Recensione Gorbaciof (2010)

Noir dostoevskiano con protagonista uno straordinario Toni Servillo nei panni di un giocatore d'azzardo, 'Gorbaciof', diretto dal napoletano Stefano Incerti, è una sorprendente opera cinematografica dalla geometria perfetta e dal lirismo orientale destinata a bissare il successo de 'Le conseguenze dell'amore'.

Le jene di Napoli

Il titolo trae in inganno, ma l'ultimo film del regista napoletano Stefano Incerti non è un biopic del premier sovietico. Al centro dell'opera è infatti la storia di Marino Pacileo, da tutti chiamato Gorbaciòf per una vistosa e scura voglia sulla fronte. Cupo e solitario "ragioniere di galera" a Poggioreale, l'uomo è un giocatore d'azzardo che la sera punta su migliaia di euro a poker sul retro di un ristorante cinese. Per salvare la figlia dell'indebitato proprietario, Lila, dalla prostituzione sottrae dalle casse del carcere un'ingente somma di denaro che una serie di perdite al gioco non gli permettono più di restituire. Con l'appoggio di un poliziotto corrotto si unisce allora a un gruppo di malviventi passando da contabile a criminale, ma con l'amore nel cuore.

Noir dostoevskiano, con il protagonista che fa "Il giocatore", Gorbaciof è un'opera cinematografica dalla geometria perfetta: la regia di Incerti cala con abilità lo spettatore negli abissi danteschi di un personaggio quasi animalesco che sembra non toccare mai il fondo. Ha la pelle dura Gorbaciòf, che nella tinta di quella voglia sulla fronte sempre corrugata possiede un segno tangibile della sua personalità, ma, sebbene non abbia ancora imparato il rispetto per le buone maniere e sia una lurida e disonesta jena metropolitana, è un sorprendente galantuomo che si schiera dalla parte dei deboli.

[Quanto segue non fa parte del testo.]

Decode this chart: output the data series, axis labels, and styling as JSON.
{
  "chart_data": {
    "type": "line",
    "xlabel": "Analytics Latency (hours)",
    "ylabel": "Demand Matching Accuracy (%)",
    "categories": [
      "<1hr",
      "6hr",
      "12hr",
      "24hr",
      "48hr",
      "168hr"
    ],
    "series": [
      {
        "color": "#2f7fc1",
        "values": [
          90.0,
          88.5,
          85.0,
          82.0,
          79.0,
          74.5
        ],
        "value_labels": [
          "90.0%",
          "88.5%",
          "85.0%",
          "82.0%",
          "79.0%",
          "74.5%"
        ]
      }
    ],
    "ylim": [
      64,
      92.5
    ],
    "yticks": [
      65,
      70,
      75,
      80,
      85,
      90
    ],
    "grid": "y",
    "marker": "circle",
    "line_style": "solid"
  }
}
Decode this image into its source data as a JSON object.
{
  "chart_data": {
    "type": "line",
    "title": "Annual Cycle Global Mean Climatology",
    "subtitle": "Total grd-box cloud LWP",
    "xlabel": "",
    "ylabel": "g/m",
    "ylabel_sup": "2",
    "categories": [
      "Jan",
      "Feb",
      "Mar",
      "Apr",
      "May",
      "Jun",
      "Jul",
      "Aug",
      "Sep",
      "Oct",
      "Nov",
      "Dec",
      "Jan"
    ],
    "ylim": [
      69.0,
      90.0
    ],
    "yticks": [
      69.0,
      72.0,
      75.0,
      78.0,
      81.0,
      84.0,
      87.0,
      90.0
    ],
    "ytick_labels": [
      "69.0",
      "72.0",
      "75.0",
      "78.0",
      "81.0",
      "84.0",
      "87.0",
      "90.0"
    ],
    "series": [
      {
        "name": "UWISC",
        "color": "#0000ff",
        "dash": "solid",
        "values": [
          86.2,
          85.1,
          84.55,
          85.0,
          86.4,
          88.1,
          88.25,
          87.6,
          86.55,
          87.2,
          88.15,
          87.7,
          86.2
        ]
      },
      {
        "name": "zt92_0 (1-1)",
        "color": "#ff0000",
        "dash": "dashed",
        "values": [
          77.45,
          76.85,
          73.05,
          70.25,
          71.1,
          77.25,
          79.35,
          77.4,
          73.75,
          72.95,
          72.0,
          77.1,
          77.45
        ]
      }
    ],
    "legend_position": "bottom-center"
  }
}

Il capolavoro di Incerti, che ha ereditato da Mario Martone la destrezza registica nel ritrarre il ventre di Napoli, ricorda per stile, storia e perfino per la caratterizzazione dei personaggi il poetico Le conseguenze dell'amore. Come il brillante Paolo Sorrentino anche Stefano Incerti e il talentuoso scrittore Diego De Silva, che hanno firmato a quattro mani la sceneggiatura, ci mostrano una faccia ambigua della criminalità, una tenerezza che zampilla perfino nell'animo disumano e spietato di chi sarebbe capace di ammazzare qualcuno a mani nude. Non è un caso che a prestare il volto a questo mostruoso derelitto della società, di poche parole - esemplari l'incipit silenzioso del film e l'intesa di sguardi con la bella Lila che parla solo cinese - che vive in uno dei quartieri più multietnici di Napoli, nei pressi della Stazione centrale, sia proprio l'eccelso Toni Servillo, che sa gestire la sua impressionante espressività e la sua corporeità di attore prestato dal teatro al cinema con straordinaria misura: gli bastano una smorfia del viso e uno scaltro sguardo diretto in macchina in una breve scena del film per conquistare i cuori dei suoi spettatori e trascinarli, portandoseli sapientemente dalla sua parte, fino alla fine del film.

Non ha nulla da farsi perdonare questa piccola sorpresa della 67esima Mostra del Cinema di Venezia, immeritatamente fuori concorso, una pellicola dall'ineccepibile lirismo orientale in cui l'intonata musica di Teho Teardo, le meravigliose performance degli attori, il totale controllo della macchina da presa, le atmosfere surreali e la trama da pulp s'incastrano come in un mosaico affascinante suggellato dall'ultimo tassello tarantiniano, costruito con un sapiente e imprevedibile colpo di scena amaro e violento che esclude ogni redenzione.